Section 358 (1) of CAMA further states who qualifies to be designated as an auditor. It states that only individuals who satisfy the professional requirements of the Institute of Chartered Accountants of Nigeria Act can be appointed as company auditors. While it also stated that certain categories of persons are excluded from appointment as Auditors and they are:
An officer or servant of the company; A person who is a partner or in the employment of an officer or servant of the company in the employment of the company; A body corporate; A person or firm who or which offers to the company professional advice in a consultancy capacity in respect of secretarial, taxation or financial management.

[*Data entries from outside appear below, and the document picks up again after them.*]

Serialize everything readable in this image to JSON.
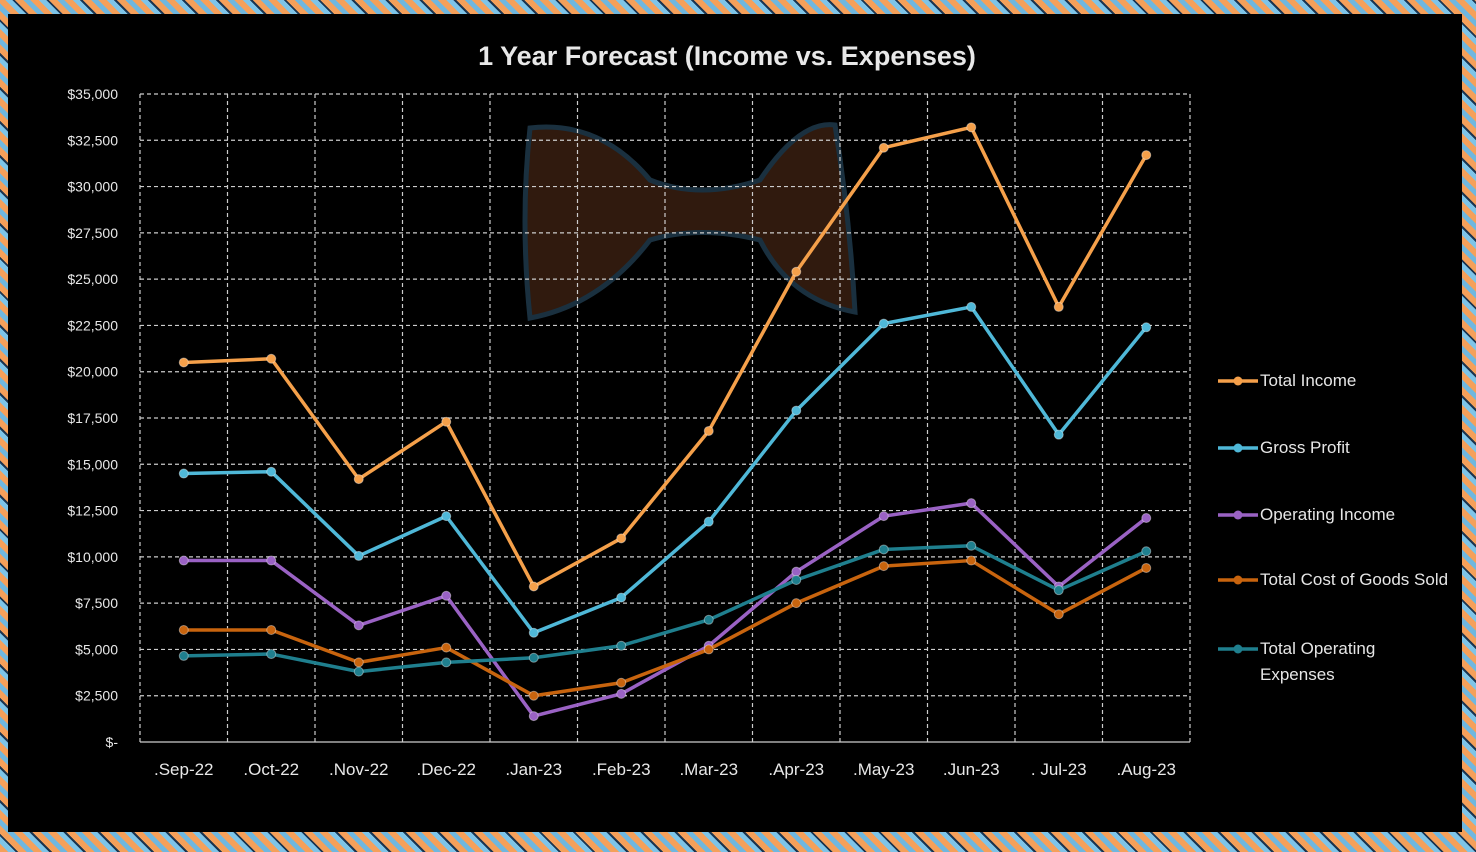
{
  "chart_data": {
    "type": "line",
    "title": "1 Year Forecast (Income vs. Expenses)",
    "xlabel": "",
    "ylabel": "",
    "ylim": [
      0,
      35000
    ],
    "grid": true,
    "legend_position": "right",
    "categories": [
      ".Sep-22",
      ".Oct-22",
      ".Nov-22",
      ".Dec-22",
      ".Jan-23",
      ".Feb-23",
      ".Mar-23",
      ".Apr-23",
      ".May-23",
      ".Jun-23",
      ". Jul-23",
      ".Aug-23"
    ],
    "y_ticks": [
      {
        "value": 0,
        "label": "$-"
      },
      {
        "value": 2500,
        "label": "$2,500"
      },
      {
        "value": 5000,
        "label": "$5,000"
      },
      {
        "value": 7500,
        "label": "$7,500"
      },
      {
        "value": 10000,
        "label": "$10,000"
      },
      {
        "value": 12500,
        "label": "$12,500"
      },
      {
        "value": 15000,
        "label": "$15,000"
      },
      {
        "value": 17500,
        "label": "$17,500"
      },
      {
        "value": 20000,
        "label": "$20,000"
      },
      {
        "value": 22500,
        "label": "$22,500"
      },
      {
        "value": 25000,
        "label": "$25,000"
      },
      {
        "value": 27500,
        "label": "$27,500"
      },
      {
        "value": 30000,
        "label": "$30,000"
      },
      {
        "value": 32500,
        "label": "$32,500"
      },
      {
        "value": 35000,
        "label": "$35,000"
      }
    ],
    "series": [
      {
        "name": "Total Income",
        "color": "#f5a04a",
        "values": [
          20500,
          20700,
          14200,
          17300,
          8400,
          11000,
          16800,
          25400,
          32100,
          33200,
          23500,
          31700
        ]
      },
      {
        "name": "Gross Profit",
        "color": "#4fb8d8",
        "values": [
          14500,
          14600,
          10050,
          12200,
          5900,
          7800,
          11900,
          17900,
          22600,
          23500,
          16600,
          22400
        ]
      },
      {
        "name": "Operating Income",
        "color": "#9a62c4",
        "values": [
          9800,
          9800,
          6300,
          7900,
          1400,
          2600,
          5200,
          9200,
          12200,
          12900,
          8400,
          12100
        ]
      },
      {
        "name": "Total Cost of Goods Sold",
        "color": "#c8640e",
        "values": [
          6050,
          6050,
          4300,
          5100,
          2500,
          3200,
          5000,
          7500,
          9500,
          9800,
          6900,
          9400
        ]
      },
      {
        "name": "Total Operating Expenses",
        "color": "#1f7f8e",
        "values": [
          4650,
          4750,
          3800,
          4300,
          4550,
          5200,
          6600,
          8750,
          10400,
          10600,
          8200,
          10300
        ]
      }
    ]
  }
}
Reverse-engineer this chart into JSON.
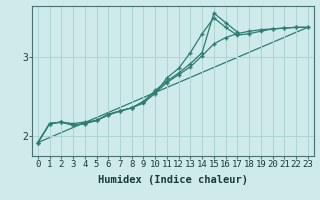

In appointing auditors for a company, we see that there are two sets of auditors and their modes of appointment vary. They are the first auditors and subsequent auditors. Section 357 (5) of CAMA provides that first auditors may be appointed by the directors at any time before the company is entitled to commence business and auditors so appointed shall hold office until the conclusion of the next Annual General Meeting. CAMA further stated under section 357(5) (b) that in the event that the directors fail to exercise their powers under this section; the company may in a general meeting convened for that purpose appoint the first auditors and thereupon the said powers of the directors shall cease. The subsequent auditors are appointed in certain situations which include when there is a vacancy or casual vacancy.
REMOVAL OF AUDITORS
Regardless of any agreements between the company and the auditor, as stated under section 362 (1) of the CAMA, the auditors of a company may be removed by an ordinary resolution prior to the end of their term. However, an auditor removed contrary to the agreement is entitled to damages and compensation for his removal. Section 362 (2) of CAMA goes on to stipulate that notice of removal of an auditor shall be filed at the Corporate Affairs Commission within 14 days of the resolution.